Alaa Al Aswany’s novel, “The Yacoubian Building” is an endearing tale of life in Cairo, in the period of political and religious turmoil during the first Gulf War.
The famous, formerly elegant Yacoubian Building is now a tad run down, and home to a host of characters, some of whom live in the elegant apartments, and many others who live on the roof, literally. In a reversal of the upstairs/downstairs analogy, here it is rather a case of upstairs/on top of upstairs.
Happily occupying tiny rooms on the roof, the roof-inhabitants lead their busy lives, eking out a living, while their more fortunate fellow occupants live below them, largely unaware of the passions and dramas being played out over their heads.
The novel follows the lives of many of these inhabitants, some of whose lives cross, and others who don’t. As a skilled storyteller, the author introduces us to each of his characters by plunging straight into their adventures. Thus we meet Zaki Bey in the opening sentence of he book, taking an hour to walk the 100 metres between his home and the Yacoubian building where he has his office, since he has to stop and talk to everyone he meets on the way.
We meet the young and clever Taha, the doorman’s son, who is brilliant academically and hopes to pass the exams into the Police Academy. Taha is endearing and we witness with sadness, during the course of the book, his descent from optimism to bitterness and beyond, and if you are like the reviewer, you hope against hope that something might intervene to change Taha’s fate.

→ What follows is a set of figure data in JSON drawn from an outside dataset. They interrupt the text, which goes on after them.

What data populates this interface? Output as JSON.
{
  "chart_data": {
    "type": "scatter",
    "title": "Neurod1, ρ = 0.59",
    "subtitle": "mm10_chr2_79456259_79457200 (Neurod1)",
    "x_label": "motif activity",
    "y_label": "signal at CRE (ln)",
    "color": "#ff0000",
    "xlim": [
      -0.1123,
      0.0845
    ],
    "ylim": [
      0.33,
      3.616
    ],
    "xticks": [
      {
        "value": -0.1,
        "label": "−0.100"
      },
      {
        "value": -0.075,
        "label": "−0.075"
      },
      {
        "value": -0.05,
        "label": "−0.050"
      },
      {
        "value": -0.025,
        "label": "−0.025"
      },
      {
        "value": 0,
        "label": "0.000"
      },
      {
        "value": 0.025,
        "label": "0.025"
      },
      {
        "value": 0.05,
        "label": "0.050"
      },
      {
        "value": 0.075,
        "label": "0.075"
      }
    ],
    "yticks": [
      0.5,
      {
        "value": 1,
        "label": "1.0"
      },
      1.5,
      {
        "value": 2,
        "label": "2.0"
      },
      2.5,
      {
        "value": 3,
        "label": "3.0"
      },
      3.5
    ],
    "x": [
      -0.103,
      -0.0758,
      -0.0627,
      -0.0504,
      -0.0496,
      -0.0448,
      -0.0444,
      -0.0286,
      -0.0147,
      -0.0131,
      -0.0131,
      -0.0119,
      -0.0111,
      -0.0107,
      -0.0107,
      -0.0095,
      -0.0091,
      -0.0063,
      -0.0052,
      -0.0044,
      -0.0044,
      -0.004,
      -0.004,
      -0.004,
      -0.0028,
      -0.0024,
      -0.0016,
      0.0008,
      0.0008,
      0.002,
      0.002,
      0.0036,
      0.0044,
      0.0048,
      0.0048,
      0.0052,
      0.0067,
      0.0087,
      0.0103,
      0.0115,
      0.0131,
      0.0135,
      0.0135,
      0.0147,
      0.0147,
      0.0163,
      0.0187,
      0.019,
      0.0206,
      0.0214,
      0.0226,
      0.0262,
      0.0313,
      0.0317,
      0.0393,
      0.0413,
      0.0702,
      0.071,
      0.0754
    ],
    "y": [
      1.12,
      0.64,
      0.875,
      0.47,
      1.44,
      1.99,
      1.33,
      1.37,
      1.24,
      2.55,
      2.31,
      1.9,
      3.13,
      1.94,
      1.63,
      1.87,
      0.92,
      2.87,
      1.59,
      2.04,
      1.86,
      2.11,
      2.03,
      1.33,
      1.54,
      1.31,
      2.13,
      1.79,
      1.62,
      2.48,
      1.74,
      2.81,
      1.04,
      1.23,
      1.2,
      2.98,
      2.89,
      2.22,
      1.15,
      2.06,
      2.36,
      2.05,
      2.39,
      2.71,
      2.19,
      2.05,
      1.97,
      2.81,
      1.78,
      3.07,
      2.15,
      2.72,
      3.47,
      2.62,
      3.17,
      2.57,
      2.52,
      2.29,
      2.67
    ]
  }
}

In a cast of many appealing characters, Taha stands out, for we the reader see how easily his fate might have been different, if only his contact with officialdom had been different. But it wasn’t, and from the moment of his rejection, we know instinctively that this young man is headed down a violently different path.
As his life descends into chaos, the life of his childhood sweetheart Busanya moves in the opposite direction. Steering her way through the mine field of sexual predators, this clever but naive girl has a relativey happy ending. No, let’s be honest she has a very happy ending. She may have thought she was compromising, but she ends up in confused, but real love.
The Yacoubian Building is the clever focal point, of the book from which each of these characters leaves each morning to start their day, and where they return at night, often to sit on the roof, overlooking Cairo, and think over their day.
The themes of sexual predation and militant Islam run powerfully through this novel, and there is hardly a character who doesn’t have a brush with either. The people who live in the Yacoubian Building think a lot about sex and money, and opportunities, and how to better their lives. And some of them think a lot about Islam.
The growing radicalisation of the Egyptian students is skilfully portrayed, as is their manipulation by their religious leaders and their parallel abandonment by their political leaders. From the moment Taha is arrested after a student demo, you have a horrible feeling that you know exactly where this young man is heading.
The book is written with obvious affection both for the city and the people of Cairo. The noise, the packed streets, the shabby chic restaurants, the dusty suburbs, are all described and brought to life with skill.
There are so many clever threads running through this book : militant vs casual easy-going religion. Westernised Egyptian life vs the poor, earthy village life, brilliantly portrayed in the passionate but sadly doomed affair between Hatim Rasheed and Abd Rabbuh. Is God vengeful? Is that why tragedy often follows illicit love in this book? There is huge sexual tension in the book, be it the agonies of being homosexual when it is both against your faith and against the law, or the love of a mother for her unborn child that ruins her life and her love. There is the love of an ageing playboy for a young woman, and the indignities they must suffer as a result. Sex is very much a part of the lives of the residents of the Yacoubian Building, but it is rarely simultaneously consensual and uncomplicated sex.
The lives and loves of the residents are fraught with the consequences of their actions, all of which are played out against a backdrop of nosy, often noisy neighbours, who all know perfectly well what goes on in the lives of their neighbours.
As we dip in and out of the lives of the many residents of this building, itself a symbol of the decay and parallel change that is taking place in society, the story-telling style of the author sweeps us along.
Well written – well, one imagines so, since this is the English translation – full of life, and death, and passion, and love, and religion, and sadness, the novel leaves you feeling both saddened by the way some characters lives have evolved, and yet also happy for others.
Published by Harper Perennial, the paperback costs £7.99.